A senior Facebook executive has responded to the Federal Court’s decision to consider publishers liable for defamatory comments made in the comments on posts.
Facebook’s VP of policy solutions Richard Allan, based in London, said it is the individual that should be held responsible for any defamatory comments made.
“As a general matter we think individuals should be held responsible for the content they publish, so if an individual posts defamatory content they should be held accountable,” he told the Sydney Morning Herald.
“The primary responsibility should lie with the person who wrote and published the comment.”
It comes after Supreme Court Justice Stephen Rothman ruled media outlets will be held legally responsible for defamatory comments made on their social media pages in the Dylan Voller case.
In his ruling, Rothman suggested these publishers cannot escape the consequences of defamatory comments being made on their social media posts by “turning a blind eye to it”.
Allan described it as an “evolving area” of the law and said there may be a shared responsibility between Facebook and publishers in certain instances, but that the “primary responsibility” lies with the individual.

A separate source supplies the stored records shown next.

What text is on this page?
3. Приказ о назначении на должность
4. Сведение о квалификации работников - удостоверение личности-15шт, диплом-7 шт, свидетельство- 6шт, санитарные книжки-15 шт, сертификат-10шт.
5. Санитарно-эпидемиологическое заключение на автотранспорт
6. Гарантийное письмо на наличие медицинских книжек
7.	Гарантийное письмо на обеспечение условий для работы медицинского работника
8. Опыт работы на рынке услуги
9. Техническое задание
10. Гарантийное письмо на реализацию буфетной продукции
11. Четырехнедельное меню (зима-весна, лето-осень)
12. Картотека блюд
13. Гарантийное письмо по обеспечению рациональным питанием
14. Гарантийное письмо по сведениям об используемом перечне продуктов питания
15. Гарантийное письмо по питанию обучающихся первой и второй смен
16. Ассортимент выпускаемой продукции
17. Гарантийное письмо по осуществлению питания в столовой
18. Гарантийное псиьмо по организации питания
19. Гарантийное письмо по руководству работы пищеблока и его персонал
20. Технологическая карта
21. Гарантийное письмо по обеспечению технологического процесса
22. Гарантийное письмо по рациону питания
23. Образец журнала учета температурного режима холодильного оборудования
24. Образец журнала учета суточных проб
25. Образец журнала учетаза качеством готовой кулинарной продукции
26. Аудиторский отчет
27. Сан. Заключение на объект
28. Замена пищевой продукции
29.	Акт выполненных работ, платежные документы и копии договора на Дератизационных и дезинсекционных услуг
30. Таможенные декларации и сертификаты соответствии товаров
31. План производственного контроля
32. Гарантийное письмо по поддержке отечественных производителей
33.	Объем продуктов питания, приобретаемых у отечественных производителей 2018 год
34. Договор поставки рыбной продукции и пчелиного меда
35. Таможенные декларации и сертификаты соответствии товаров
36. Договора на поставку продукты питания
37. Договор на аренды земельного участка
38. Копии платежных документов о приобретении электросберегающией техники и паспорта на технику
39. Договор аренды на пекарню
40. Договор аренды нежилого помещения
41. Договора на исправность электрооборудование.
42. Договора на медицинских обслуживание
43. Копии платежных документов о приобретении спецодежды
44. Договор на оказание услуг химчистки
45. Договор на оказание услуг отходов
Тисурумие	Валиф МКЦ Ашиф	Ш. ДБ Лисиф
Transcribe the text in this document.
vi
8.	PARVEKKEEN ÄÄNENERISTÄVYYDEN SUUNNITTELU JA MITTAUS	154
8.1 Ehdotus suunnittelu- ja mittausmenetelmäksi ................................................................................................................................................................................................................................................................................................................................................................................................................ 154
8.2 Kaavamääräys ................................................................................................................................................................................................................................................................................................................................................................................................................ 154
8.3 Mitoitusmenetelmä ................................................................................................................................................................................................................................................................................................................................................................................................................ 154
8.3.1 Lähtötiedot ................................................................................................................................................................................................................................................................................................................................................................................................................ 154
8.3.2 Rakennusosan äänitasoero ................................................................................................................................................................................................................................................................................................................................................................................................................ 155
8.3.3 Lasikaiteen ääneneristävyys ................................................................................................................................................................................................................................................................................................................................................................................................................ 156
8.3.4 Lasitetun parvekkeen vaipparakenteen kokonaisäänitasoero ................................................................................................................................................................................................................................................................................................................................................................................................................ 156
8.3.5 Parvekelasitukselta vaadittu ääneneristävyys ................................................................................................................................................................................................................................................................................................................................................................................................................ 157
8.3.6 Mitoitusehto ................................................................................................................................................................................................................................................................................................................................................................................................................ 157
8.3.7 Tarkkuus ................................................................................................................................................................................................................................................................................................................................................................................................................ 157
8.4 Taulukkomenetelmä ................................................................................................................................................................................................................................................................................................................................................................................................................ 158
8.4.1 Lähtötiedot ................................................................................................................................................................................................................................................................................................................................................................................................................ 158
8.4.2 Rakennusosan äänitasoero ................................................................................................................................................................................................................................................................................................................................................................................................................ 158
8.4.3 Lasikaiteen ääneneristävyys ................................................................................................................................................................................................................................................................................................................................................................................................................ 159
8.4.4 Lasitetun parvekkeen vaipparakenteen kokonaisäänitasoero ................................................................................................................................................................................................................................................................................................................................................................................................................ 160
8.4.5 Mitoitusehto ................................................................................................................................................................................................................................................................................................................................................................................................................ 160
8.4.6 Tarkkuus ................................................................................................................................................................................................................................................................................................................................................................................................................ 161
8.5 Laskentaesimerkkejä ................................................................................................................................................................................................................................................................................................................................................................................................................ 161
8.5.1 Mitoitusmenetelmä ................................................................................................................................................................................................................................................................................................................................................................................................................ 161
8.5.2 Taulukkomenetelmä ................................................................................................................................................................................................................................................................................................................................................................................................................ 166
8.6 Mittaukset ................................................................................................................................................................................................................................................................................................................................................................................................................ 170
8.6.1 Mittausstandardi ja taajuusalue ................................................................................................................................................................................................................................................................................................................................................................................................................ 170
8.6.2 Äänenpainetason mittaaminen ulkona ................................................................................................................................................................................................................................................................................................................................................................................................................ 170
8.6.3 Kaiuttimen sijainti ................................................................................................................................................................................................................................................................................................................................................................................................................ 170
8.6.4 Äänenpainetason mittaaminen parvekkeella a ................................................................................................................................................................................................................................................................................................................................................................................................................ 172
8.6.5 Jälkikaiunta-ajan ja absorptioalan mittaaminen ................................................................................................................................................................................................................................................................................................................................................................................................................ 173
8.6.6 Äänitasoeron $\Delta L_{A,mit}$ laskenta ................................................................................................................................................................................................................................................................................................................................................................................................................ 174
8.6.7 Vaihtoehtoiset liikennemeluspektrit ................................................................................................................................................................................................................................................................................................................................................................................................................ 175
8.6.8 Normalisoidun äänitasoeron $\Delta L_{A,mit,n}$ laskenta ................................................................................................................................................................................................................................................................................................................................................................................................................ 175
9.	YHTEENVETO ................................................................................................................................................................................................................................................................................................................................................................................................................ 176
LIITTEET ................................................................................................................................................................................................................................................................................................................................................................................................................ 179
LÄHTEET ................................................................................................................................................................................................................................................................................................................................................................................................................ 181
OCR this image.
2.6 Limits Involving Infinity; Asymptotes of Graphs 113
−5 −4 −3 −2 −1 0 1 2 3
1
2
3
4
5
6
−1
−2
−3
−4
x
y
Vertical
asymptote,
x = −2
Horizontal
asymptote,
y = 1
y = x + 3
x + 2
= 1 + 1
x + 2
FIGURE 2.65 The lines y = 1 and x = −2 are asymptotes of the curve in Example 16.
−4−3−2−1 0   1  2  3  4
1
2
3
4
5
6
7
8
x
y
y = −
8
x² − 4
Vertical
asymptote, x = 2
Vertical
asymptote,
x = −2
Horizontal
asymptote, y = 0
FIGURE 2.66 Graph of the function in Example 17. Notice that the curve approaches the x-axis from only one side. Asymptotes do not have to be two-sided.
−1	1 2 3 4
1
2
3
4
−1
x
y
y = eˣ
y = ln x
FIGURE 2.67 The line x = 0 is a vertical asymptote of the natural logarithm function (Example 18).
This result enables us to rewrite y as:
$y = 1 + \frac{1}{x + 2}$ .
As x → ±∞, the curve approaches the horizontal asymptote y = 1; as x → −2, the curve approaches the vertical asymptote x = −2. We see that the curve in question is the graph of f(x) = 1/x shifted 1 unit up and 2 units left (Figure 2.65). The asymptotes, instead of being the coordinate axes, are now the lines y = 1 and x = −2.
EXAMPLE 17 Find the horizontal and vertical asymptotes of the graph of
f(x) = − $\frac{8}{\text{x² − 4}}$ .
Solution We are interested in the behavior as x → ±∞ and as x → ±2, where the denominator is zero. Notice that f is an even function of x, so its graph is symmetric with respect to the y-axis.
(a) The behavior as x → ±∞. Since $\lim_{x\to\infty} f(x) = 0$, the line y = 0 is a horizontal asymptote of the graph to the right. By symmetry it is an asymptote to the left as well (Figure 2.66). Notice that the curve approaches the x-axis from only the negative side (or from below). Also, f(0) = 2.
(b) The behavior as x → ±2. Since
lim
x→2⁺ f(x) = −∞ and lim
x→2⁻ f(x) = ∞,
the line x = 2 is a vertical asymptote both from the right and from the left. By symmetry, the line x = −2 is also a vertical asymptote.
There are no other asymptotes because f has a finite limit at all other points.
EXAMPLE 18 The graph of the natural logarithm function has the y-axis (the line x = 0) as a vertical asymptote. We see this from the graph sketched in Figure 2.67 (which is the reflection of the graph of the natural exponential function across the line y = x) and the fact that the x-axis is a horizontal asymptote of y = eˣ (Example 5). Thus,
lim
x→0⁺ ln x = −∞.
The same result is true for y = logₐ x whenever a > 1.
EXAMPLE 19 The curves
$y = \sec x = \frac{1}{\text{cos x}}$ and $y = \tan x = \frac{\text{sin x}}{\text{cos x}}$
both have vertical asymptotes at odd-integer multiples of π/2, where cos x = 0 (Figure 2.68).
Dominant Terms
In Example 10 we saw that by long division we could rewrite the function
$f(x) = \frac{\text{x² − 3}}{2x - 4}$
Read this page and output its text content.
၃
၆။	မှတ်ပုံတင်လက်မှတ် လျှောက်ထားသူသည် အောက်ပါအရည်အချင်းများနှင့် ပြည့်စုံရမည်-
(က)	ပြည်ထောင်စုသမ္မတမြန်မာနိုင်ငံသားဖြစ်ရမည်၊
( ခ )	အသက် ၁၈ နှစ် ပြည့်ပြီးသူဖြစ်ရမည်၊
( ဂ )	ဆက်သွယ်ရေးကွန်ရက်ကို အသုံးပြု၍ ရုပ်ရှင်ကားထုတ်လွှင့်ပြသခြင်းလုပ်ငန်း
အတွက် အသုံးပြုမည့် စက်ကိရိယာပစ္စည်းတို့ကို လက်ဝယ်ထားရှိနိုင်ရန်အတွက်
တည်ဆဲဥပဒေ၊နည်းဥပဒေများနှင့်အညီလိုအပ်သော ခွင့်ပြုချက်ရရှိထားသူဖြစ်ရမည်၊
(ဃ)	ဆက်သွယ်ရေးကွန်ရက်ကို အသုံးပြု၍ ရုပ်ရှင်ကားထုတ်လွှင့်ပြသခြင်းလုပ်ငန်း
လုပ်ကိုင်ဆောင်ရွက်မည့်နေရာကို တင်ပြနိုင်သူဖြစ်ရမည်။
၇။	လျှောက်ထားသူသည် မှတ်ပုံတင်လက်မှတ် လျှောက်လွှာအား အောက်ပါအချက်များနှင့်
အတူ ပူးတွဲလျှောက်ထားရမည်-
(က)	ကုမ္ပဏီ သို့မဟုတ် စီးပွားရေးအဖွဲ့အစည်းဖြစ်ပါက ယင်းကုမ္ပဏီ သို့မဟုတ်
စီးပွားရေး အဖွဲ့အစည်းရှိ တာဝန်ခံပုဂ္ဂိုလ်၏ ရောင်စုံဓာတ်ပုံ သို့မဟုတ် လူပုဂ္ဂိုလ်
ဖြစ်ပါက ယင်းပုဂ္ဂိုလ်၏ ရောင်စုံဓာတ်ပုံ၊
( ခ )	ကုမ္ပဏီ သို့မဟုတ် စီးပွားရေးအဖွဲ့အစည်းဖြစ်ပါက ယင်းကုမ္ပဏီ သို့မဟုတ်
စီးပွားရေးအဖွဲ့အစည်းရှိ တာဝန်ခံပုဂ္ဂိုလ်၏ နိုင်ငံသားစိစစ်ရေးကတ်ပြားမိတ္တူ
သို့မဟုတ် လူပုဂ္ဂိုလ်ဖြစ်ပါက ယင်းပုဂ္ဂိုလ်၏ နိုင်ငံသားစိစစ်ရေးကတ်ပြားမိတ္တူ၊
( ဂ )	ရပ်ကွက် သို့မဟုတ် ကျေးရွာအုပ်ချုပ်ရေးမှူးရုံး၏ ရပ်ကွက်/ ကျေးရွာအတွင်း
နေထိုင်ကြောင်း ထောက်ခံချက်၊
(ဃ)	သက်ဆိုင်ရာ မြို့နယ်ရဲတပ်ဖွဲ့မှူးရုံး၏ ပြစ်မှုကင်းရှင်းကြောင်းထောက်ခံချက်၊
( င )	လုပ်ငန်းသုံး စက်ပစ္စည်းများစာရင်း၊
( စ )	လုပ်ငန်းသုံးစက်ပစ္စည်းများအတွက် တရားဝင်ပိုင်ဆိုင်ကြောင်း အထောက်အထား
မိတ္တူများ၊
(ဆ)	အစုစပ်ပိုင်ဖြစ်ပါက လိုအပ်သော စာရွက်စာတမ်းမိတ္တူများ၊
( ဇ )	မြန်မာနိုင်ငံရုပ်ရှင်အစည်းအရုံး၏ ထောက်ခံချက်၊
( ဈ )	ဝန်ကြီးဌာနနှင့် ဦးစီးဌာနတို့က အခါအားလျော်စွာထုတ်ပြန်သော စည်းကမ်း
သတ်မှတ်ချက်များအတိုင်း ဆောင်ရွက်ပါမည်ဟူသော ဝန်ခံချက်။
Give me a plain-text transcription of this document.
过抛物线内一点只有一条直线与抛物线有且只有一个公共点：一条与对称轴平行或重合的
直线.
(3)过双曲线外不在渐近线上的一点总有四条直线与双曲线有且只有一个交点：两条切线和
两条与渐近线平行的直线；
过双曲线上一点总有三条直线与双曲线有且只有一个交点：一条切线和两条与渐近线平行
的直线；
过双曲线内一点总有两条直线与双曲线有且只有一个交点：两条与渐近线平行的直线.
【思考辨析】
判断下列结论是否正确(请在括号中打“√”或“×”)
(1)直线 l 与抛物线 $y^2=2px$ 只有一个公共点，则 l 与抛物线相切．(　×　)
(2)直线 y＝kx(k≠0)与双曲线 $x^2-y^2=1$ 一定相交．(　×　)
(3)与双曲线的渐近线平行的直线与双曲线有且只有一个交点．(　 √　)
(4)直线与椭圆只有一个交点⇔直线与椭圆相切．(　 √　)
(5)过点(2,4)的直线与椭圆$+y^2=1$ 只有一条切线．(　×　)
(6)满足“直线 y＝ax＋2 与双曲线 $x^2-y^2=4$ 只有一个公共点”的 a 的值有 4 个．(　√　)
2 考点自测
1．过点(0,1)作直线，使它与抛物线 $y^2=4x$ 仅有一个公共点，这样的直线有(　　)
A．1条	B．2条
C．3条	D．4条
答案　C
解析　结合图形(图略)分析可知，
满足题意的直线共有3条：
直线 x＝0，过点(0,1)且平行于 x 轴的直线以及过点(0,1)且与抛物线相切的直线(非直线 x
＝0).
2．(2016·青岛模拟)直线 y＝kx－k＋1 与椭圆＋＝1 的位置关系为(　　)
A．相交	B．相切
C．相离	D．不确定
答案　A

In a similar case in New Zealand, a court ruled that the owner of a Facebook page could be liable for defamatory comments made on the site if they knew of the comments but failed to act in a reasonable amount of time.
University of Western Australia senior lecturer in law recently said the Voller decision has “broader significance”.
“The fact that the Facebook pages of the defendants allowed them to vet comments in advance meant that they had some control over those comments,” he said.
“The defendant companies could have dedicated staff to ensure any comments were not defamatory before making them visible, but failed to do so.”
One of the media outlets involved in the case News Corp has indicated its intent to appeal the decision.